Червяк по мнению улиток презренно суетен и прыток.
Нелепо ждать слепой удачи, но сладко жить мечтой незрячей, что случай — фокусник бродячий, обид зачеркивая счет, придет и жизнь переиначит, и чудо в ней проистечет.
С жаждой жить рожденные однажды, мечемся по жизни мы усердно, годы умаляют ярость жажды, наш уход готовя милосердно.
Как поле жизни перейти, свое мы мнение имеем: тот змей, что Еву совратил, он тоже был зеленым змеем.
Неправда, что смотрю. на них порочно, – без похоти смотрю и не блудливо, меня волнует вид их так же точно, как пахаря – невспаханная нива.
В зеркало смотрясь, я не грущу, гриму лет полезен полумрак, тот, кого я в зеркале ищу, жив еще и выпить не дурак.
С родителями детям невтерпеж, им сверстники нужны незамедлительно, а старость — обожает молодежь, ей кажется, что свежесть заразительна.
Наш дух питают миф и сплетни, а правда в пищу не годится, душевный опыт многолетний нас учит сказкой обходиться.
Евреи, выучась селиться среди других племен и наций, всегда ценили дух столицы за изобильность комбинаций.
Да, мужики — потомки рыцарей, мы это помним и гордимся, хотя ни душами, ни лицами мы им и в кони не годимся.

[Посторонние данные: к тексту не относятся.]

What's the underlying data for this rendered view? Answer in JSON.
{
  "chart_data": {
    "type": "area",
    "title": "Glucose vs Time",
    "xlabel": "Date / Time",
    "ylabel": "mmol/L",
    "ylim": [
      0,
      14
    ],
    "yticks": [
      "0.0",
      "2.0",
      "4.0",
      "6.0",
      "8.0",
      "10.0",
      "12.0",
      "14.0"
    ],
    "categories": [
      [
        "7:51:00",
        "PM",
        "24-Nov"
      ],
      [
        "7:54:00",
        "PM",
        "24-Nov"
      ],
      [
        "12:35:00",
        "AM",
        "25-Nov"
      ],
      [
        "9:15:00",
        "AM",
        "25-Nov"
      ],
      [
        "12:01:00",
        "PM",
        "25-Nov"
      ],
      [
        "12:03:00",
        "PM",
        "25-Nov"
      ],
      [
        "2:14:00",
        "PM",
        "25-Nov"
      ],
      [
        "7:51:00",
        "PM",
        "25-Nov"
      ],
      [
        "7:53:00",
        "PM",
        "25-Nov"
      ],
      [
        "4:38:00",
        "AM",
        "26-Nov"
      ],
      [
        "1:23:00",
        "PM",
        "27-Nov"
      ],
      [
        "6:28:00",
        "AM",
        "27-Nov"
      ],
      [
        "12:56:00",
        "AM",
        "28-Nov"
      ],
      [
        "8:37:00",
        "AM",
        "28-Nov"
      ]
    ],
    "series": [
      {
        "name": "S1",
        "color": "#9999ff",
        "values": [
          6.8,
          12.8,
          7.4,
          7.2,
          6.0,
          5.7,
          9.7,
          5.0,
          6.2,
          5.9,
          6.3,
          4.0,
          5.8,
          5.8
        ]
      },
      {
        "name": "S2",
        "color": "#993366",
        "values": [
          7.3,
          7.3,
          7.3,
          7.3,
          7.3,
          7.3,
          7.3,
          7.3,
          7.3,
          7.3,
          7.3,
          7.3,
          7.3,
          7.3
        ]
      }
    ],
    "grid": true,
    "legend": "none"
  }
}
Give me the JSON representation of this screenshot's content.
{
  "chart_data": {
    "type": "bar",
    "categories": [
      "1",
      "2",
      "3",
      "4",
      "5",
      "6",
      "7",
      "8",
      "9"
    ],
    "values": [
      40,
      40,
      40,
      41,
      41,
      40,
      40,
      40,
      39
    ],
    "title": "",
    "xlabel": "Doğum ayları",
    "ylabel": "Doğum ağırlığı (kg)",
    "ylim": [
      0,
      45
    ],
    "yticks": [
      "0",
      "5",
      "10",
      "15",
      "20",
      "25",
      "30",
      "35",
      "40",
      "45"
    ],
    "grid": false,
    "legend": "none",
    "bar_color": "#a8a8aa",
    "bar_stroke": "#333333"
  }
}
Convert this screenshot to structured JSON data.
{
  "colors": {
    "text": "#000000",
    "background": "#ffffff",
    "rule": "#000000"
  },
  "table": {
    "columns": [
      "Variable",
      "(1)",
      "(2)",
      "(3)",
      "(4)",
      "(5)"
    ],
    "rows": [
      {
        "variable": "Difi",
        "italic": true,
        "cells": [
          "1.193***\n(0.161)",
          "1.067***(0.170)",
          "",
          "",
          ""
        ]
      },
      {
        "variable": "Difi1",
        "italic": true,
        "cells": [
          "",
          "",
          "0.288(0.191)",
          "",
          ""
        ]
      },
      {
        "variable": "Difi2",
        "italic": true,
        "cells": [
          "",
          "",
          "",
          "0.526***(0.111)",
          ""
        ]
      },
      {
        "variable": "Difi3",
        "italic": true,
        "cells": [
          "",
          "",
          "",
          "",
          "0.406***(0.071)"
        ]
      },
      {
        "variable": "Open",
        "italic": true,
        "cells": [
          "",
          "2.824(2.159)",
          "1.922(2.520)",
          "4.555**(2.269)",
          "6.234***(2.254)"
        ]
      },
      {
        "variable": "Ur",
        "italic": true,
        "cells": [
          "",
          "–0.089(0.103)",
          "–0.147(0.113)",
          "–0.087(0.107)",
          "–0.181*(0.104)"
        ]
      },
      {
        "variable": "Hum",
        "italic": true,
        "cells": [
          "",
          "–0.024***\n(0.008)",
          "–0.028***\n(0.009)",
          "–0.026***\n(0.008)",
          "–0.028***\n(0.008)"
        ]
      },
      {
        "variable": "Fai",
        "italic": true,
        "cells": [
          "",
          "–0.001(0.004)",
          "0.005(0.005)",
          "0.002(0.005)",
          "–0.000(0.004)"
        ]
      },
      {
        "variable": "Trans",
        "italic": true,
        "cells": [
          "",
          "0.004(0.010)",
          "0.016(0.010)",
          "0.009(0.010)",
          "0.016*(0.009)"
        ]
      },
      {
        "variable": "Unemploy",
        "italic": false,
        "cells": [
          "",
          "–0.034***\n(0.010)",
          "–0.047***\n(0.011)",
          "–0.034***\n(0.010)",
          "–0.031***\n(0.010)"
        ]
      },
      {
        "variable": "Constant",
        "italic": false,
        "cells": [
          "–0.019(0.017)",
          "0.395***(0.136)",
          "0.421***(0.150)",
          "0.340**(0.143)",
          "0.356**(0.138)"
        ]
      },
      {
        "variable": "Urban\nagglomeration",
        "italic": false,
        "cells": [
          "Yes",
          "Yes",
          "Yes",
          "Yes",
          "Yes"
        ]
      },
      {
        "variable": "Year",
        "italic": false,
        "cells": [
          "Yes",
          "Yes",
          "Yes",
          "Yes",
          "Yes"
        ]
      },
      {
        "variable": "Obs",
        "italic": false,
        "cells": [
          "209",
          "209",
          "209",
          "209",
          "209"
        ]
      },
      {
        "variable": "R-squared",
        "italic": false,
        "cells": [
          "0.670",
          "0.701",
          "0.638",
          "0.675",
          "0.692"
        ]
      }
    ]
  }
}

Моим стихам придет черед, когда зима узду ослабит, их переписчик переврет, и декламатор испохабит.
Увы, еще придет война, спросив со всех до одного, и вновь расплатятся сполна те, кто не должен ничего.
Бывает время — дух пресыщен, он сыт и пьян, в себе уверясь, но ищет, жаждет новой пищи, и сам себе рождает ересь.
Толпа рабов — не сброд, а воинство при травле редкого из них, кто сохранил в себе достоинство, что люто бесит остальных.
Беда вся в том, что иудеи — отнюдь не-явные злодеи, но чем их пагуба неясней, тем с очевидностью опасней.
Гипноз какой-то колдовской есть в зимних рощах нелюдимых: с неясной гложущей тоской вдруг вспоминаешь всех любимых.
Давно уже две жизни я живу, одной — внутри себя, другой — наружно; какую я реальной назову? Не знаю, мне порой в обеих чуждо.